Parents are keen to know the answers to common health questions (for example, “how can I help my child from becoming obese?”) and are highly motivated to do the right thing for their children. Not only does TARGet Kids! data help arm primary care physicians and parents with the right information, the platform also allows new interventions aimed at preventing chronic disease to be tested.

What initially began as a proof of priniciple now has 5,500 Greater Toronto Area children enrolled in the registry and is set to expand to include Montreal and Winnipeg with plans to roll out across Canada.

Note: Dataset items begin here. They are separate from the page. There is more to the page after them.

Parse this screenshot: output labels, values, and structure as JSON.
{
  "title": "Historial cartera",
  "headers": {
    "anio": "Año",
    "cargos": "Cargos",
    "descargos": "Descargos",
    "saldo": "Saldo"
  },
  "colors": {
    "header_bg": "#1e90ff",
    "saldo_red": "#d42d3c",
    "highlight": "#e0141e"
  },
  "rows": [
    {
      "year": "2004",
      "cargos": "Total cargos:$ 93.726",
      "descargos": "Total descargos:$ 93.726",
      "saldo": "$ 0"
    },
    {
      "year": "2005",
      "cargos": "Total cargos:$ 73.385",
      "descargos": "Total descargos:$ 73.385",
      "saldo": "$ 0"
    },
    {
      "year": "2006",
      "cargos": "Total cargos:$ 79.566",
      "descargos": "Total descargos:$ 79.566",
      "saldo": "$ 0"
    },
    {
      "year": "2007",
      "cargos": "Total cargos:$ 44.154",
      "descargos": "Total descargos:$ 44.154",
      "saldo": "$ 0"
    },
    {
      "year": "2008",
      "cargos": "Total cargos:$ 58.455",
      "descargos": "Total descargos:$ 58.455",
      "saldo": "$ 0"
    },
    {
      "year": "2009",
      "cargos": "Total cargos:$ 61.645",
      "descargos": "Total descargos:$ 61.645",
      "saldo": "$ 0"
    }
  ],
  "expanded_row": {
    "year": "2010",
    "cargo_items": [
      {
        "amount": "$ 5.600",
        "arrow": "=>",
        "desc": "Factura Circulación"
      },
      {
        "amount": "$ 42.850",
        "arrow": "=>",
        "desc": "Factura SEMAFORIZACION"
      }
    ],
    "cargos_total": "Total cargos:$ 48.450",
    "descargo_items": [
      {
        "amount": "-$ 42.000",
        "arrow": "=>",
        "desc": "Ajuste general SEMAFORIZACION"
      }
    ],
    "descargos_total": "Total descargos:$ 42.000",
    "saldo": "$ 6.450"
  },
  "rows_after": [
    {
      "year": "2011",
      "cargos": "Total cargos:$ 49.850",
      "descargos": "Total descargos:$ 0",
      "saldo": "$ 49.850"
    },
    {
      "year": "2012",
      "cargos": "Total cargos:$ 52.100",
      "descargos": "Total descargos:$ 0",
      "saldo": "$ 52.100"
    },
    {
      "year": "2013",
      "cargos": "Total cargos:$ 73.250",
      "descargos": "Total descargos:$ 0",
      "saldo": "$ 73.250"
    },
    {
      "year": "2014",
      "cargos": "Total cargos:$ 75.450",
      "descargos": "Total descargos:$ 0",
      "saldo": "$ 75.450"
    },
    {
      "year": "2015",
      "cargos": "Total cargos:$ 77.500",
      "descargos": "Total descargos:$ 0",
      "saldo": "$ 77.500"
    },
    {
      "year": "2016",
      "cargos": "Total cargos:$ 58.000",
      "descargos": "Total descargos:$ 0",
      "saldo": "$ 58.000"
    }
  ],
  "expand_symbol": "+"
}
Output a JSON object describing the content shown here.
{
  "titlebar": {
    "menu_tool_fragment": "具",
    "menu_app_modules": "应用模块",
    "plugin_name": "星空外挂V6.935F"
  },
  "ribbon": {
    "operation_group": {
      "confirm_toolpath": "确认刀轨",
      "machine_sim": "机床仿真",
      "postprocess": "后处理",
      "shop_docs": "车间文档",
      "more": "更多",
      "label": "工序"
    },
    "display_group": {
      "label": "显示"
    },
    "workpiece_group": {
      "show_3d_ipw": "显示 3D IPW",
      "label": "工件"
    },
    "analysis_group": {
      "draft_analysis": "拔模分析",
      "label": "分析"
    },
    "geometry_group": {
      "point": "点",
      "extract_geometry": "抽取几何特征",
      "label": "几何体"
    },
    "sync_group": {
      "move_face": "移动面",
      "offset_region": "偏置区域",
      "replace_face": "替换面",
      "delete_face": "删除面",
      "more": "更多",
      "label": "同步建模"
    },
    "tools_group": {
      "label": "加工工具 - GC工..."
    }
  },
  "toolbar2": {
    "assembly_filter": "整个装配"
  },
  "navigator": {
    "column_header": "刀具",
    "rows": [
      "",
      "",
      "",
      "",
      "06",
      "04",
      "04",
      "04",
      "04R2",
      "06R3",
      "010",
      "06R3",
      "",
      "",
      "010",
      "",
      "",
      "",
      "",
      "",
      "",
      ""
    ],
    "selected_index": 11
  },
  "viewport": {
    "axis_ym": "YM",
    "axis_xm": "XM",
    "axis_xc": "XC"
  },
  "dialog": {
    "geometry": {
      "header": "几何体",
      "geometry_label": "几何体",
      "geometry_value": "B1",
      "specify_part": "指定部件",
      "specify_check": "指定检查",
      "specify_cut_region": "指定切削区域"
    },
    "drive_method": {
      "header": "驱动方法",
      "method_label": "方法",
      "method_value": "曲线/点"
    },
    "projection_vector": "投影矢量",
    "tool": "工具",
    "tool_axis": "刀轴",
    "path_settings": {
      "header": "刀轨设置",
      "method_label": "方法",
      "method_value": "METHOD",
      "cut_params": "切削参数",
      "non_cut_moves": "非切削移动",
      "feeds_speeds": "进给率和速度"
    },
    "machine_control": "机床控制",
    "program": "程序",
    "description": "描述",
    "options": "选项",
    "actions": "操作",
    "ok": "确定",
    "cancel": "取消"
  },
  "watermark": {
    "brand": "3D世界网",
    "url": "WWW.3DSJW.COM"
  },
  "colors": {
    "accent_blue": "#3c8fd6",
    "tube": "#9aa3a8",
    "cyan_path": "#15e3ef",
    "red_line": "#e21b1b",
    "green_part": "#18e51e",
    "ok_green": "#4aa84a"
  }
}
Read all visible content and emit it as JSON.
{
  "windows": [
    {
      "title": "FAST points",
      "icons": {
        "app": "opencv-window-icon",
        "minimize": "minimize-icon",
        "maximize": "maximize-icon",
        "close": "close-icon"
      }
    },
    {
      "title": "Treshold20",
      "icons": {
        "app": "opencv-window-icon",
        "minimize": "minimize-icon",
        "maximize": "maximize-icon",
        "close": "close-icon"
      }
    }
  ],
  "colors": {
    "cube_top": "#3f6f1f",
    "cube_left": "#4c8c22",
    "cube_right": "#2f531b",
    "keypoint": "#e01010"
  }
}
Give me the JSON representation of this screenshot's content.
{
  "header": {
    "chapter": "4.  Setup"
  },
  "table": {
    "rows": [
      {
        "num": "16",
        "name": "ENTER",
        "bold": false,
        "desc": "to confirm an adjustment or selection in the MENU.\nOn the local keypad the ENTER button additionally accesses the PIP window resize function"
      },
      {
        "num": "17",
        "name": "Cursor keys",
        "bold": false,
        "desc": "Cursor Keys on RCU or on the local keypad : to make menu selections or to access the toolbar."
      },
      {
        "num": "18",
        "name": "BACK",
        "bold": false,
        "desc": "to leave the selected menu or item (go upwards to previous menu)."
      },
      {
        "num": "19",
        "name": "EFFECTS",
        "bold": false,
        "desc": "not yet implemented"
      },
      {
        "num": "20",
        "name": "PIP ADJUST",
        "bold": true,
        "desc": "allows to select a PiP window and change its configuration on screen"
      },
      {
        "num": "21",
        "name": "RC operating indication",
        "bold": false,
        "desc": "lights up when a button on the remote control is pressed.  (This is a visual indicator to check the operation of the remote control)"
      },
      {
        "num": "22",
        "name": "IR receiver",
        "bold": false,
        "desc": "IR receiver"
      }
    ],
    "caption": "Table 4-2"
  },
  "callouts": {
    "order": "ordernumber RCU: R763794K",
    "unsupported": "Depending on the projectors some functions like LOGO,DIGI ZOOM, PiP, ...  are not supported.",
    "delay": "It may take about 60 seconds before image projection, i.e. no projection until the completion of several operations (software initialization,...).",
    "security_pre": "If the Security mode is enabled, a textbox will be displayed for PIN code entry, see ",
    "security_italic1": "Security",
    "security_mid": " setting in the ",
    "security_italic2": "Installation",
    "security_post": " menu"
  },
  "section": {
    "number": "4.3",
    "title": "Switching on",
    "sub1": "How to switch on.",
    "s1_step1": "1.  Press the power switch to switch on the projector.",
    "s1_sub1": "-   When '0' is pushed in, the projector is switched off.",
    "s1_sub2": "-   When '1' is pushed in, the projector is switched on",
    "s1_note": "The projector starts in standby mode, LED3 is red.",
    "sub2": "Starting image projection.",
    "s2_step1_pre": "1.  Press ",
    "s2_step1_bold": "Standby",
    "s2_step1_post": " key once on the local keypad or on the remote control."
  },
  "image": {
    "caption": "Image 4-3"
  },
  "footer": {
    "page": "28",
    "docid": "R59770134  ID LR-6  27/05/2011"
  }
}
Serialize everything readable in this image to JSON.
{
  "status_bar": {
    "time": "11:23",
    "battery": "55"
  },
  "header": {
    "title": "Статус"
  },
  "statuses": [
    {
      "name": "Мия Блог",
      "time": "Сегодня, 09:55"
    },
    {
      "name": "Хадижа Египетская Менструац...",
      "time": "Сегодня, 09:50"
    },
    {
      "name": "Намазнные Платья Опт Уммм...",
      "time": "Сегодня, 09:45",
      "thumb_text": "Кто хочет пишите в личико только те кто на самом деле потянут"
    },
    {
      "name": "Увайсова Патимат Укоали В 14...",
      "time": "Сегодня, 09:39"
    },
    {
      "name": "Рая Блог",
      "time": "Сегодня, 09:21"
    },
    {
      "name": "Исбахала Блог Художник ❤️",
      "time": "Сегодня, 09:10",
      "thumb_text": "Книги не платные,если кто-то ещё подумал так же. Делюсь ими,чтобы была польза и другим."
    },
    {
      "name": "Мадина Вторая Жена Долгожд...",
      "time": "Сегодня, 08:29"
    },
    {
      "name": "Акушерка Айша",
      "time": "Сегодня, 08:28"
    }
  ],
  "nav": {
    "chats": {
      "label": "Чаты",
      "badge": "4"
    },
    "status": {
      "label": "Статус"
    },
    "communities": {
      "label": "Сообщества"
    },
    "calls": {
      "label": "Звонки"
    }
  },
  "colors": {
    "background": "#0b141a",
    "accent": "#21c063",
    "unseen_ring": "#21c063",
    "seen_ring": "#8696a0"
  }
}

“The doctors, allied health professionals and parents involved really get the idea of prevention and believe that by working together, we can make this a huge success,” said Dr. Maguire. “Imagine what we could do with a national collaboration and registry of 20,000 children across Canada. We could tackle some of the greatest health challenges of our time.”

Where is all this information kept?

TARGet Kids! is based on the concept of embedding research within primary care practice, providing a large, heterogeneous sample and providing an opportunity for children from diverse socioeconomic and cultural backgrounds to participate in health research. The result is a massive volume of data, which is where St. Michael’s Hospital’s Applied Health Research Centre comes in. It serves as the data co-ordinating centre. When a research assistant embedded in the primary care practice inputs the systematic data he or she has collected about the children, it goes into a centralized database through a highly secure web portal.  Laboratory data is also fed into this portal creating a rich database that researchers use to tease apart the causes of common health problems. The AHRC provides all data and analytic services for TARGet Kids!.